Mr. Mandela understood that he would perhaps never see the South Africa he had envisioned the day he stepped out of prison, but he sought until his last days to achieve that vision.
“When I walked out of prison, that was my mission, to liberate the oppressed and oppressor both,” Mr. Mandela wrote at the end of his memoir, “A Long Walk to Freedom.” “The truth is that we are not yet free. . . . We have not taken the final step of our journey, but the first step on a longer and even more difficult road. For to be free is not merely to cast off one’s chains, but to live in a way that respects and enhances the freedom of others.”
A born ‘troublemaker’
Nelson Rolihlahla Mandela was born July 18, 1918, in the village of Mvezo in Transkei, a region bordering the Indian Ocean. His mother was Nosekeni Fanny, the third of four wives of Gadla Henry Mphakanyiswa, chief of Mvezo and counselor to two successive Xhosa kings.

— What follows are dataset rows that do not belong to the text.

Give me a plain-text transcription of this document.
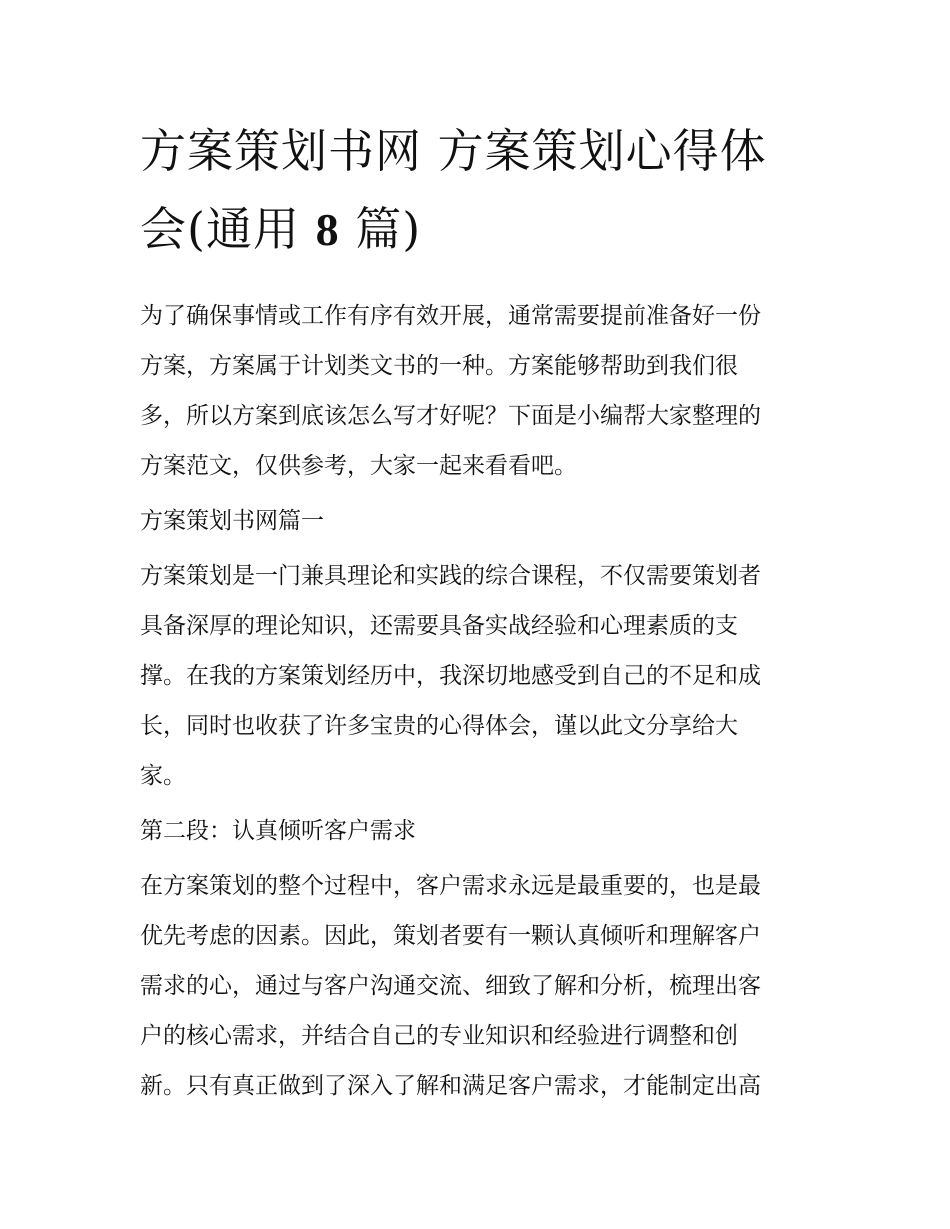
方案策划书网 方案策划心得体
会(通用 8 篇)

为了确保事情或工作有序有效开展，通常需要提前准备好一份
方案，方案属于计划类文书的一种。方案能够帮助到我们很
多，所以方案到底该怎么写才好呢？下面是小编帮大家整理的
方案范文，仅供参考，大家一起来看看吧。

方案策划书网篇一

方案策划是一门兼具理论和实践的综合课程，不仅需要策划者
具备深厚的理论知识，还需要具备实战经验和心理素质的支
撑。在我的方案策划经历中，我深切地感受到自己的不足和成
长，同时也收获了许多宝贵的心得体会，谨以此文分享给大
家。

第二段：认真倾听客户需求

在方案策划的整个过程中，客户需求永远是最重要的，也是最
优先考虑的因素。因此，策划者要有一颗认真倾听和理解客户
需求的心，通过与客户沟通交流、细致了解和分析，梳理出客
户的核心需求，并结合自己的专业知识和经验进行调整和创
新。只有真正做到了深入了解和满足客户需求，才能制定出高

Mr. Mandela’s tribal name, Rolihlahla, carried the colloquial meaning “troublemaker” — perhaps a portent, he mused later. He grew up amid the deeply traditional customs, rituals and taboos of the Xhosas, including communication with ancestors.

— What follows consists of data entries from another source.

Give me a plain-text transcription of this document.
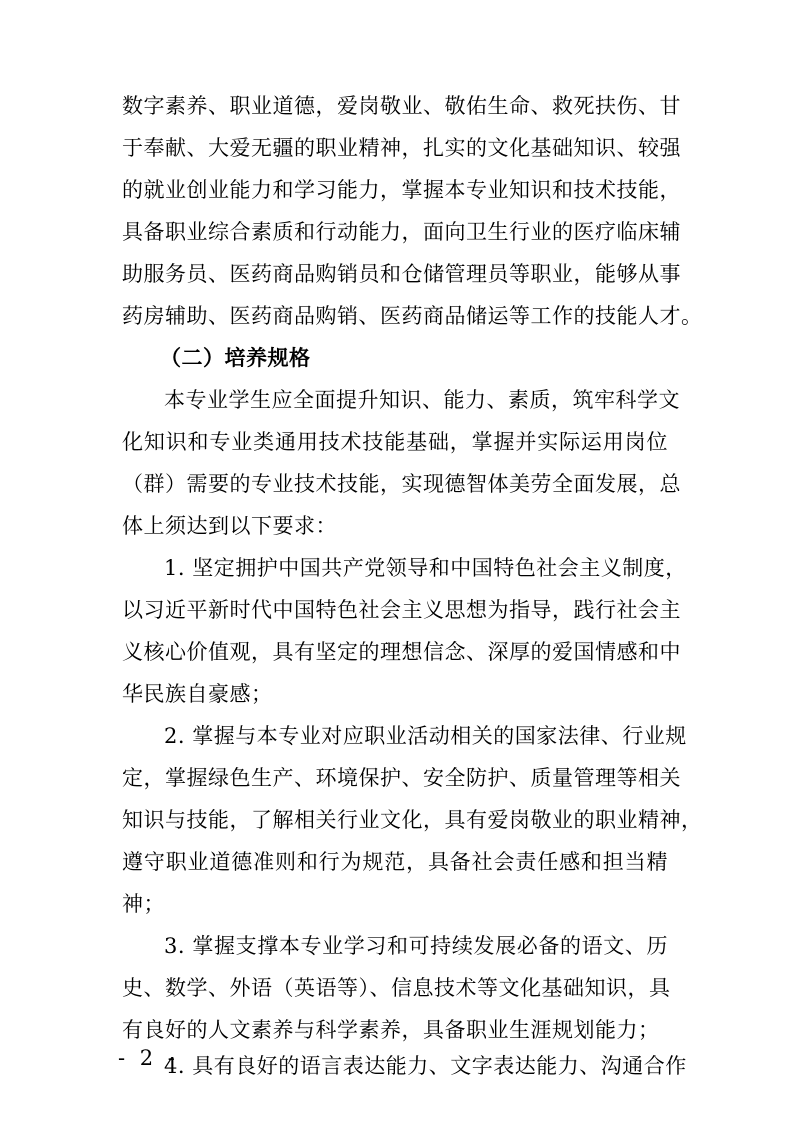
数字素养、职业道德，爱岗敬业、敬佑生命、救死扶伤、甘
于奉献、大爱无疆的职业精神，扎实的文化基础知识、较强
的就业创业能力和学习能力，掌握本专业知识和技术技能，
具备职业综合素质和行动能力，面向卫生行业的医疗临床辅
助服务员、医药商品购销员和仓储管理员等职业，能够从事
药房辅助、医药商品购销、医药商品储运等工作的技能人才。
（二）培养规格
本专业学生应全面提升知识、能力、素质，筑牢科学文
化知识和专业类通用技术技能基础，掌握并实际运用岗位
（群）需要的专业技术技能，实现德智体美劳全面发展，总
体上须达到以下要求：
1. 坚定拥护中国共产党领导和中国特色社会主义制度，
以习近平新时代中国特色社会主义思想为指导，践行社会主
义核心价值观，具有坚定的理想信念、深厚的爱国情感和中
华民族自豪感；
2. 掌握与本专业对应职业活动相关的国家法律、行业规
定，掌握绿色生产、环境保护、安全防护、质量管理等相关
知识与技能，了解相关行业文化，具有爱岗敬业的职业精神，
遵守职业道德准则和行为规范，具备社会责任感和担当精
神；
3. 掌握支撑本专业学习和可持续发展必备的语文、历
史、数学、外语（英语等）、信息技术等文化基础知识，具
有良好的人文素养与科学素养，具备职业生涯规划能力；
4. 具有良好的语言表达能力、文字表达能力、沟通合作
- 2 -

Shortly after his birth, his family was plunged into poverty when a British colonial magistrate deposed his father as chief. The family moved to Qunu, a village where Mr. Mandela maintained a home until the day he died.
When Mr. Mandela was 9, he was sent, upon his deceased father’s instructions, to live at the Great Place at Mqhekezweni, the seat of the regent of the Thembu people. There, among tribal aristocracy, he was groomed for leadership.
He also was steeped in the severities of a Methodist mission education and discipline. He attended a Methodist boarding school called Clarkebury in the town of Engcobo and later Healdtown, a Wesleyan school in Fort Beaufort.
At 21 and wearing his first suit, Mr. Mandela entered the University of Fort Hare, the region’s only institution of higher education for blacks. At Fort Hare, Mr. Mandela met Oliver Tambo, who would become leader of the ANC, and other young activists. Mr. Mandela studied law at Fort Hare but was expelled because of his activism.
To escape a marriage being arranged for him, he sneaked off to Johannesburg, where he encountered Walter Sisulu, who would become his comrade, confidant, alter ego and fellow prisoner at Robben Island. At first, Mr. Mandela worked as a mine policeman. He took correspondence courses from the University of South Africa. And with Sisulu’s recommendation smoothing the way, he clerked in a liberal white law firm. Mr. Mandela completed his bachelor’s degree in 1942 and enrolled the following year to study law at the University of the Witwatersrand in Johannesburg.
In 1943, Mr. Mandela joined the ANC, which exposed him to a multiracial group of liberation theorists, communists and Africanists who would help shape his political and social views. Five years later, formal apartheid began in South Africa; the National Party came to power and imposed its racist theories about separate development.